METHODS: From a previously collected database, 203 patients with decompensated liver cirrhosis admitted to our hospital were studied and followed up at least for one year. MELD and CTP score and classification were calculated on entry. Receiver operating characteristics curves (ROC) and the area under ROC were used to determine the ability of the scores for predicting three, six and twelve month mortality. Kaplan-Meier survival analysis (K-M) was performed using the cut-offs to establish the predictive power of each score.

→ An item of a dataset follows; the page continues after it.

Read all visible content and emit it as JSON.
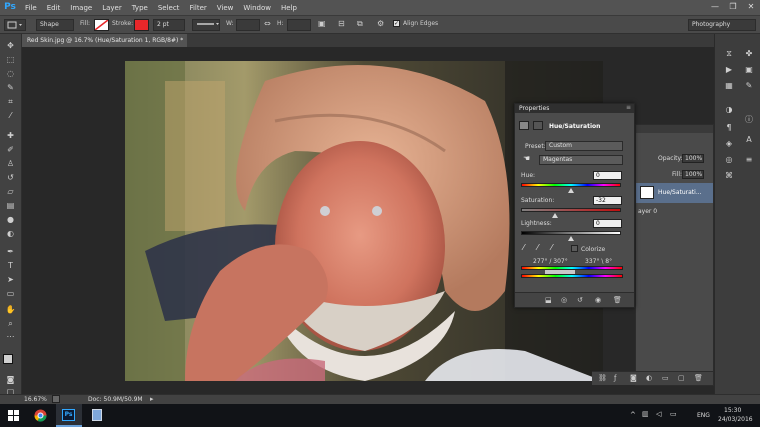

RESULTS: There were 23, 39 and 85 dead cases within 3, 6 and 12 mo respectively. There was a significant correlation between the MELD and CTP score in 3, 6 and 12 mo (r = 0.76, 0.69, 0.71, P < 0.01). The areas under the receiver operating characteristics curves of MELD and CTP for the occurrence of death in 3 mo were 0.886 and 0.775. There was a significant difference in the 3 mo between two scores (P < 0.01). The areas under the receiver operating characteristics curves for MELD was 0.892 compared with 0.876 for CTP at 6 mo (P > 0.05); the area was 0.873 and 0.886 respectively at 12 mo (P > 0.05). Both MELD and CTP scores predicted the death rate and survival rate within 3, 6 and 12 mo by survival analysis (P < 0.01).
CONCLUSION: MELD is a strong prognosis predictor for the decompensated liver cirrhosis. MELD was significantly better than CTP score for predicting in-hospital mortality in 3 mo. However, these are not superior to CTP score and CTP classification in 6 and 12 mo.